La tragicità delle diverse alluvioni, i danni ingenti, la morte dell’81enne Concetta Gigliano, tragicamente strappata dalla furia del torrente Pontone mentre tentava di mettersi in salvo, non sono solo ricordi, ma fatti realmente accaduti e che rischiano di ripetersi di nuovo. L’area al confine tra i comuni di Formia e Gaeta, dove sfocia il corso d’acqua stagionale che proviene da Itri, è disegnata nelle cartine tecniche del Pai come ad alto rischio idrogeologico. La strada per il risanamento, che prevede un progetto madre, assegnato dal comune capofila di Itri alla Cfc da 5,39 milioni di euro, a cui si aggiungono lavori a  stralcio per oltre 2 milioni di euro gestiti dal comune di Gaeta, è stata trovata faticosamente. Anni di lotte politiche e le battaglie dei cittadini riuniti in comitato hanno portato ad un passo dall’apertura dei cantieri nella zona della foce. Tutto però è rimesso in discussione da alcuni ricorsi, come spiega, suo malgrado, il presidente del comitato Pontone Raffaele Trano. 
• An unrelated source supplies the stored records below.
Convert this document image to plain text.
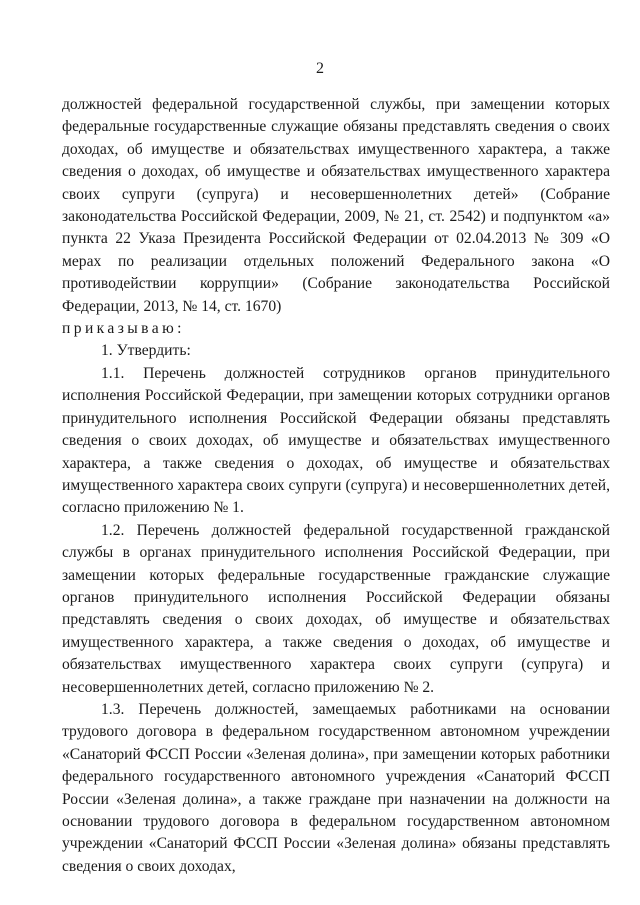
2

должностей федеральной государственной службы, при замещении которых федеральные государственные служащие обязаны представлять сведения о своих доходах, об имуществе и обязательствах имущественного характера, а также сведения о доходах, об имуществе и обязательствах имущественного характера своих супруги (супруга) и несовершеннолетних детей» (Собрание законодательства Российской Федерации, 2009, № 21, ст. 2542) и подпунктом «а» пункта 22 Указа Президента Российской Федерации от 02.04.2013 № 309 «О мерах по реализации отдельных положений Федерального закона «О противодействии коррупции» (Собрание законодательства Российской Федерации, 2013, № 14, ст. 1670)

приказываю:

1. Утвердить:

1.1. Перечень должностей сотрудников органов принудительного исполнения Российской Федерации, при замещении которых сотрудники органов принудительного исполнения Российской Федерации обязаны представлять сведения о своих доходах, об имуществе и обязательствах имущественного характера, а также сведения о доходах, об имуществе и обязательствах имущественного характера своих супруги (супруга) и несовершеннолетних детей, согласно приложению № 1.

1.2. Перечень должностей федеральной государственной гражданской службы в органах принудительного исполнения Российской Федерации, при замещении которых федеральные государственные гражданские служащие органов принудительного исполнения Российской Федерации обязаны представлять сведения о своих доходах, об имуществе и обязательствах имущественного характера, а также сведения о доходах, об имуществе и обязательствах имущественного характера своих супруги (супруга) и несовершеннолетних детей, согласно приложению № 2.

1.3. Перечень должностей, замещаемых работниками на основании трудового договора в федеральном государственном автономном учреждении «Санаторий ФССП России «Зеленая долина», при замещении которых работники федерального государственного автономного учреждения «Санаторий ФССП России «Зеленая долина», а также граждане при назначении на должности на основании трудового договора в федеральном государственном автономном учреждении «Санаторий ФССП России «Зеленая долина» обязаны представлять сведения о своих доходах,
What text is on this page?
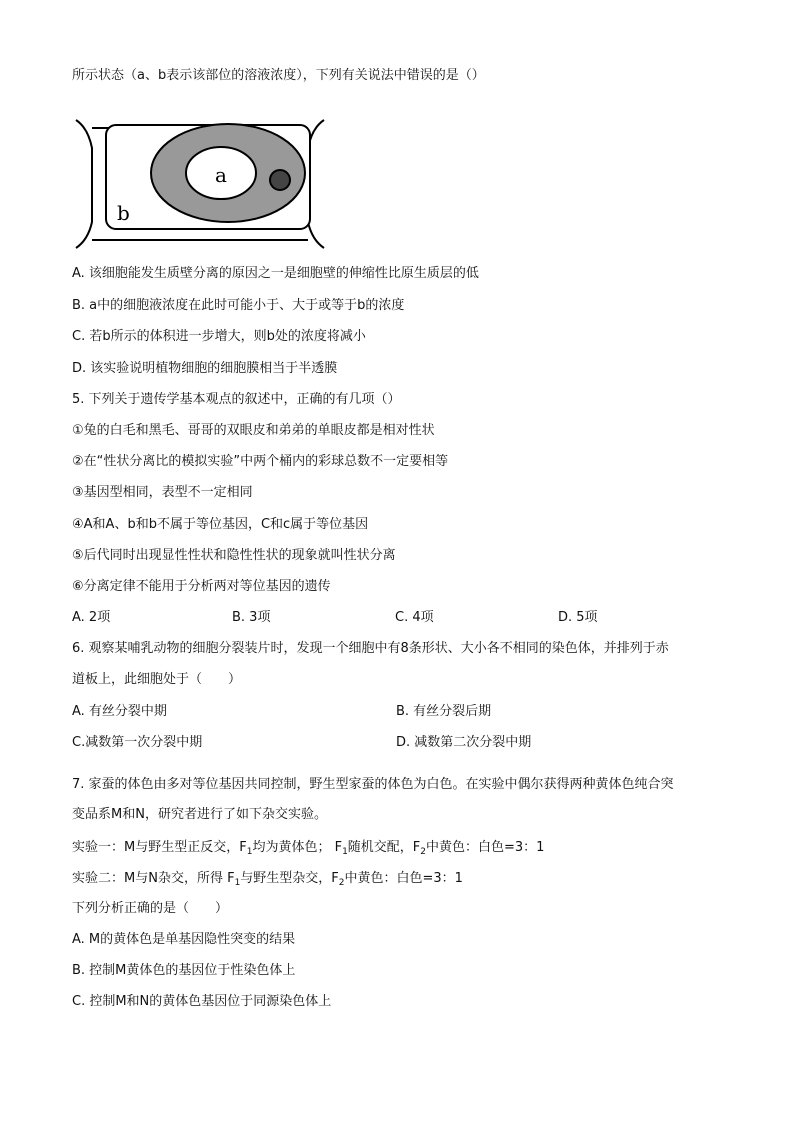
所示状态（a、b表示该部位的溶液浓度），下列有关说法中错误的是（）
a
b
A. 该细胞能发生质壁分离的原因之一是细胞壁的伸缩性比原生质层的低
B. a中的细胞液浓度在此时可能小于、大于或等于b的浓度
C. 若b所示的体积进一步增大，则b处的浓度将减小
D. 该实验说明植物细胞的细胞膜相当于半透膜
5. 下列关于遗传学基本观点的叙述中，正确的有几项（）
①兔的白毛和黑毛、哥哥的双眼皮和弟弟的单眼皮都是相对性状
②在“性状分离比的模拟实验”中两个桶内的彩球总数不一定要相等
③基因型相同，表型不一定相同
④A和A、b和b不属于等位基因，C和c属于等位基因
⑤后代同时出现显性性状和隐性性状的现象就叫性状分离
⑥分离定律不能用于分析两对等位基因的遗传
A. 2项	B. 3项	C. 4项	D. 5项
6. 观察某哺乳动物的细胞分裂装片时，发现一个细胞中有8条形状、大小各不相同的染色体，并排列于赤
道板上，此细胞处于（　　）
A. 有丝分裂中期	B. 有丝分裂后期
C.减数第一次分裂中期	D. 减数第二次分裂中期
7. 家蚕的体色由多对等位基因共同控制，野生型家蚕的体色为白色。在实验中偶尔获得两种黄体色纯合突
变品系M和N，研究者进行了如下杂交实验。
实验一：M与野生型正反交，$F_1$均为黄体色； $F_1$随机交配，$F_2$中黄色：白色=3：1
实验二：M与N杂交，所得 $F_1$与野生型杂交，$F_2$中黄色：白色=3：1
下列分析正确的是（　　）
A. M的黄体色是单基因隐性突变的结果
B. 控制M黄体色的基因位于性染色体上
C. 控制M和N的黄体色基因位于同源染色体上
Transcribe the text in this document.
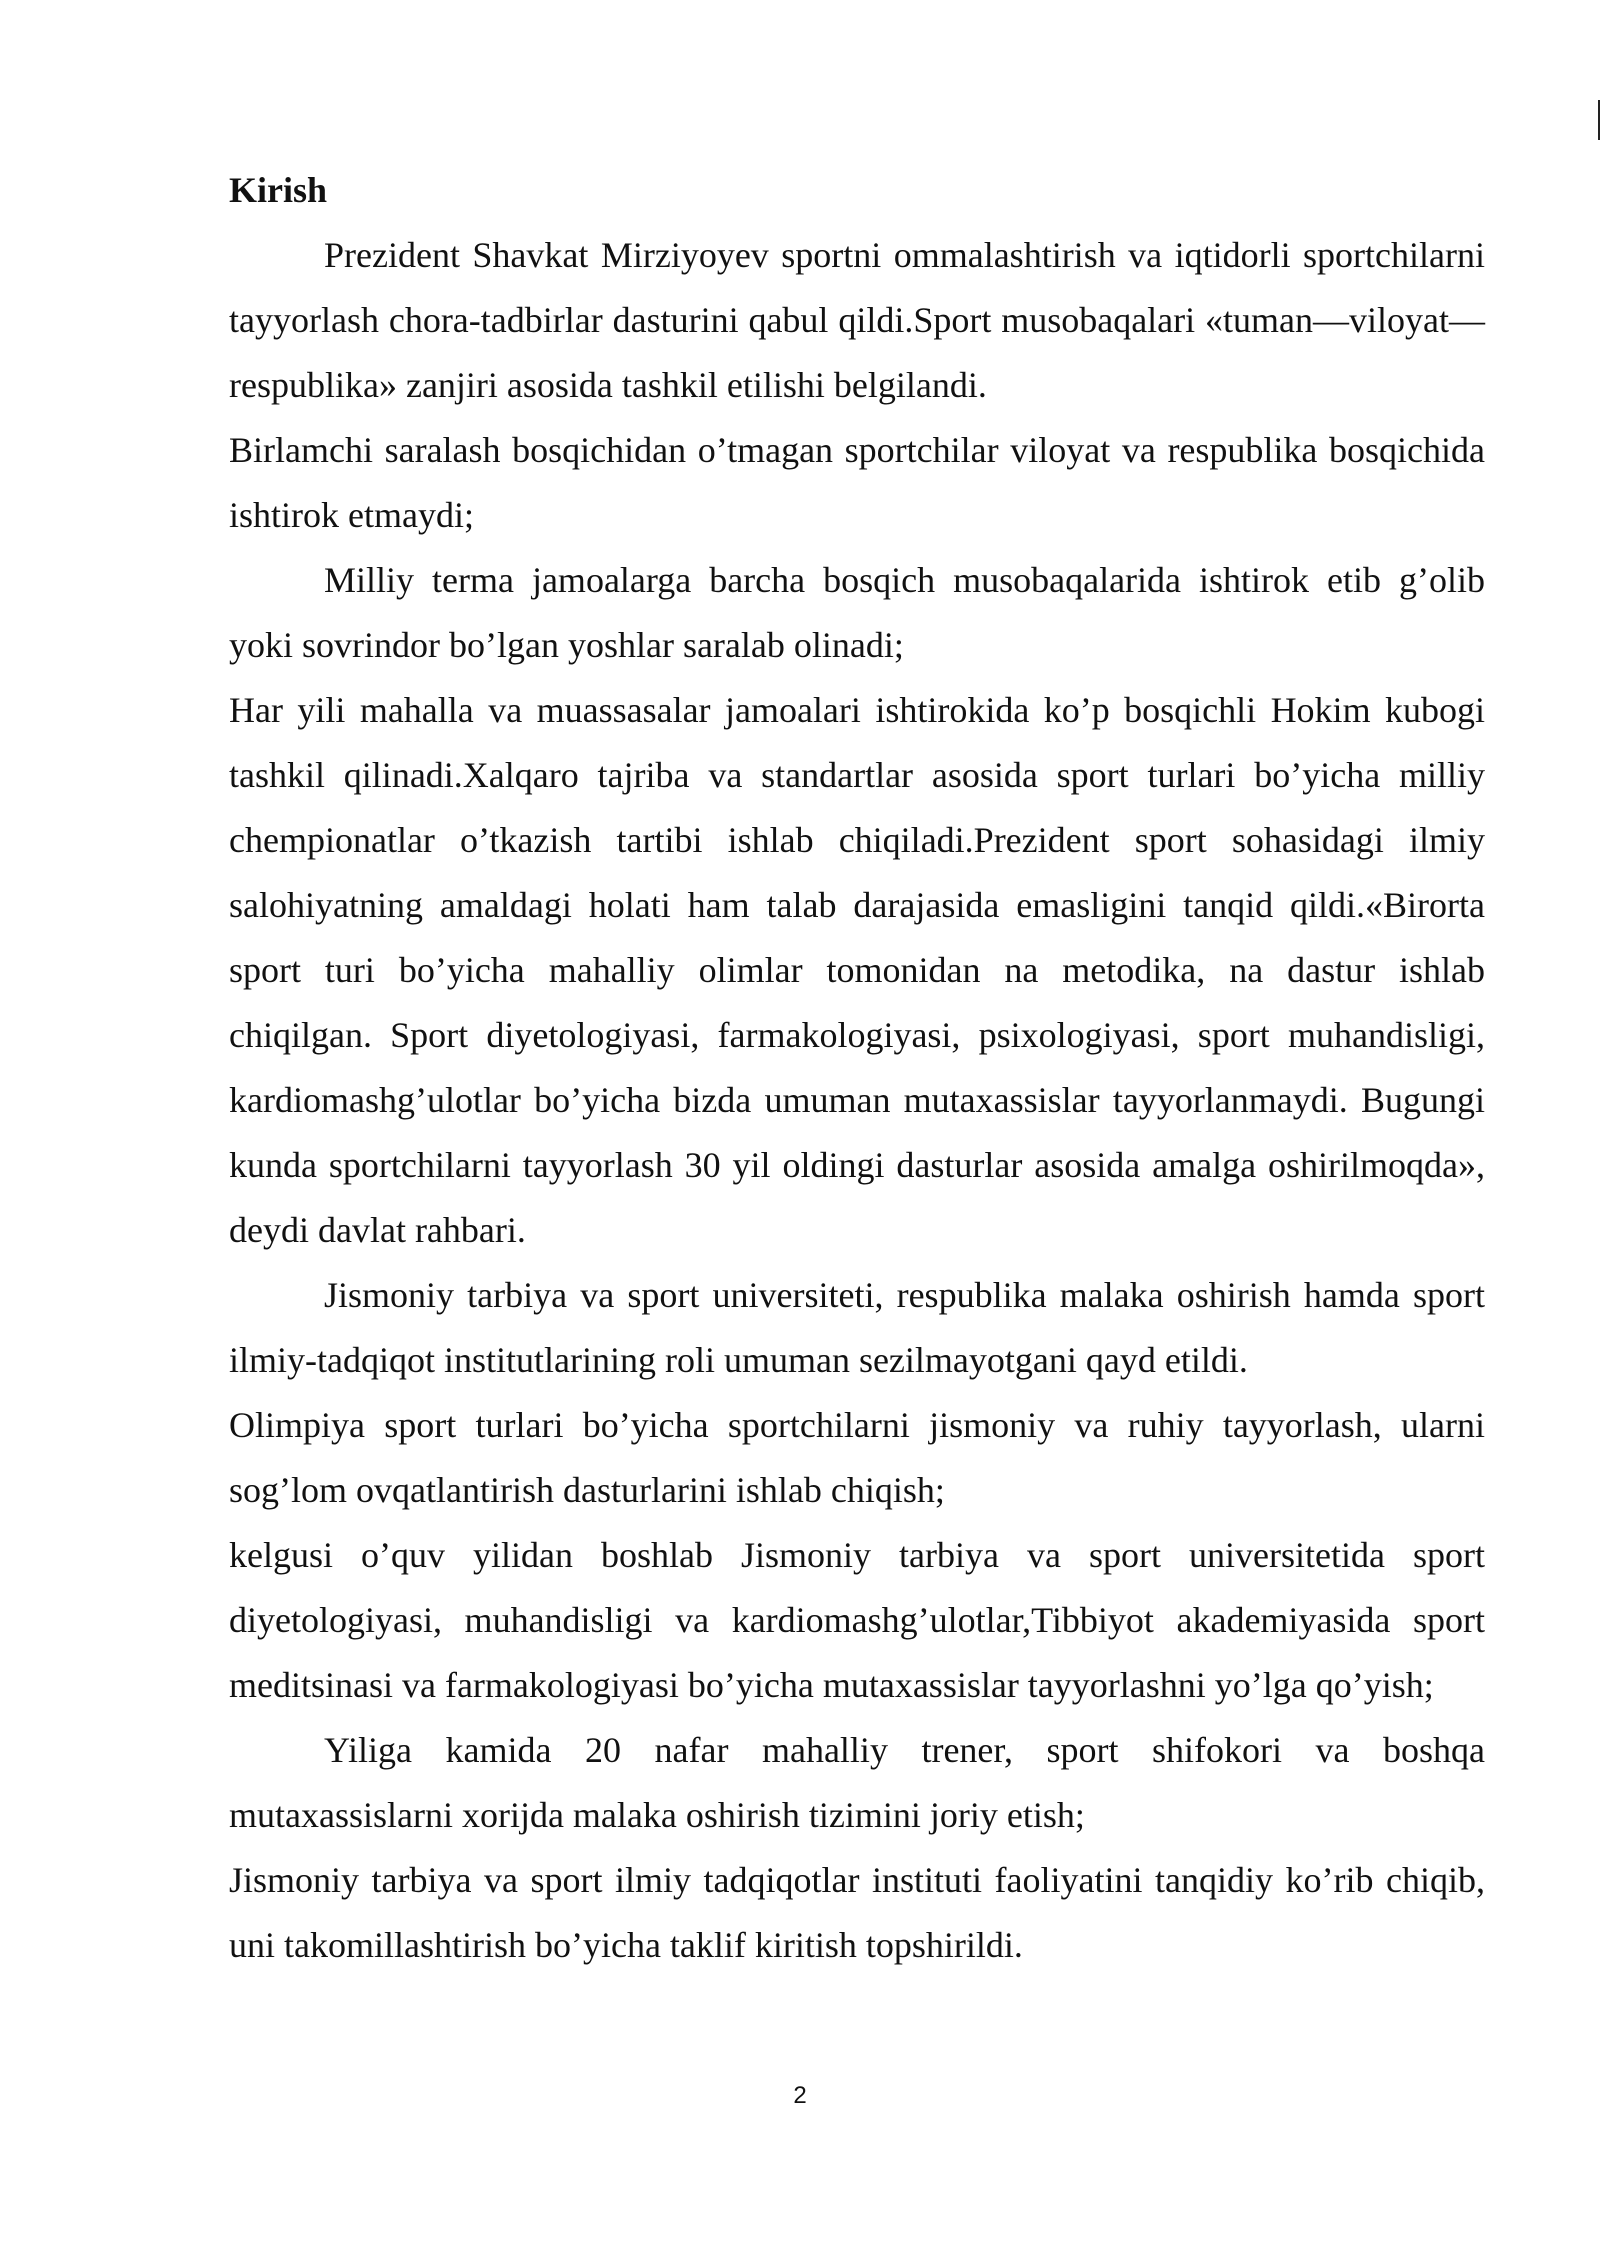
Kirish

Prezident Shavkat Mirziyoyev sportni ommalashtirish va iqtidorli sportchilarni tayyorlash chora-tadbirlar dasturini qabul qildi.Sport musobaqalari «tuman—viloyat—respublika» zanjiri asosida tashkil etilishi belgilandi.

Birlamchi saralash bosqichidan o’tmagan sportchilar viloyat va respublika bosqichida ishtirok etmaydi;

Milliy terma jamoalarga barcha bosqich musobaqalarida ishtirok etib g’olib yoki sovrindor bo’lgan yoshlar saralab olinadi;

Har yili mahalla va muassasalar jamoalari ishtirokida ko’p bosqichli Hokim kubogi tashkil qilinadi.Xalqaro tajriba va standartlar asosida sport turlari bo’yicha milliy chempionatlar o’tkazish tartibi ishlab chiqiladi.Prezident sport sohasidagi ilmiy salohiyatning amaldagi holati ham talab darajasida emasligini tanqid qildi.«Birorta sport turi bo’yicha mahalliy olimlar tomonidan na metodika, na dastur ishlab chiqilgan. Sport diyetologiyasi, farmakologiyasi, psixologiyasi, sport muhandisligi, kardiomashg’ulotlar bo’yicha bizda umuman mutaxassislar tayyorlanmaydi. Bugungi kunda sportchilarni tayyorlash 30 yil oldingi dasturlar asosida amalga oshirilmoqda», deydi davlat rahbari.

Jismoniy tarbiya va sport universiteti, respublika malaka oshirish hamda sport ilmiy-tadqiqot institutlarining roli umuman sezilmayotgani qayd etildi.

Olimpiya sport turlari bo’yicha sportchilarni jismoniy va ruhiy tayyorlash, ularni sog’lom ovqatlantirish dasturlarini ishlab chiqish;

kelgusi o’quv yilidan boshlab Jismoniy tarbiya va sport universitetida sport diyetologiyasi, muhandisligi va kardiomashg’ulotlar,Tibbiyot akademiyasida sport meditsinasi va farmakologiyasi bo’yicha mutaxassislar tayyorlashni yo’lga qo’yish;

Yiliga kamida 20 nafar mahalliy trener, sport shifokori va boshqa mutaxassislarni xorijda malaka oshirish tizimini joriy etish;

Jismoniy tarbiya va sport ilmiy tadqiqotlar instituti faoliyatini tanqidiy ko’rib chiqib, uni takomillashtirish bo’yicha taklif kiritish topshirildi.

2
“Apprendiamo con profondo rammarico che, in relazione alla presa in possesso dei terreni interessati dai lavori di messa in sicurezza del Torrente Pontone, sarebbero in corso almeno due ricorsi al TAR.

È del tutto legittimo che i proprietari esercitino gli strumenti di tutela previsti dall’ordinamento per difendere e valorizzare le proprie proprietà. Nessuno mette in discussione questo diritto. Tuttavia, un contenzioso amministrativo comporterà inevitabilmente un allungamento significativo dei tempi, con esiti peraltro incerti.

Il Comitato si è speso in modo costante e determinato affinché arrivassero le risorse necessarie: 10 milioni di euro, ai quali si sono aggiunti ulteriori 2 milioni. Si tratta di fondi pubblici rilevanti, ottenuti dopo anni di interlocuzioni, sollecitazioni e pressione istituzionale, finalizzati esclusivamente alla messa in sicurezza di un territorio che ha già pagato un prezzo altissimo.

Tre precedenti esondazioni hanno causato danni materiali, sconforto e sofferenza alle famiglie coinvolte. In uno di quegli eventi ha perso la vita una persona. Questo dato, da solo, dovrebbe imporre a tutti un supplemento di responsabilità.

Ritardare oggi l’avvio pieno degli interventi significa esporre nuovamente l’area al rischio di precipitazioni intense che potrebbero compromettere ulteriormente il territorio e mettere ancora una volta in pericolo persone e abitazioni, vanificando quanto faticosamente costruito.

Per queste ragioni, pur nel rispetto delle scelte individuali, chiediamo con senso di responsabilità di riconsiderare l’ipotesi di proporre ricorsi. In questo momento la priorità deve essere la sicurezza collettiva e la tutela concreta della vita umana”.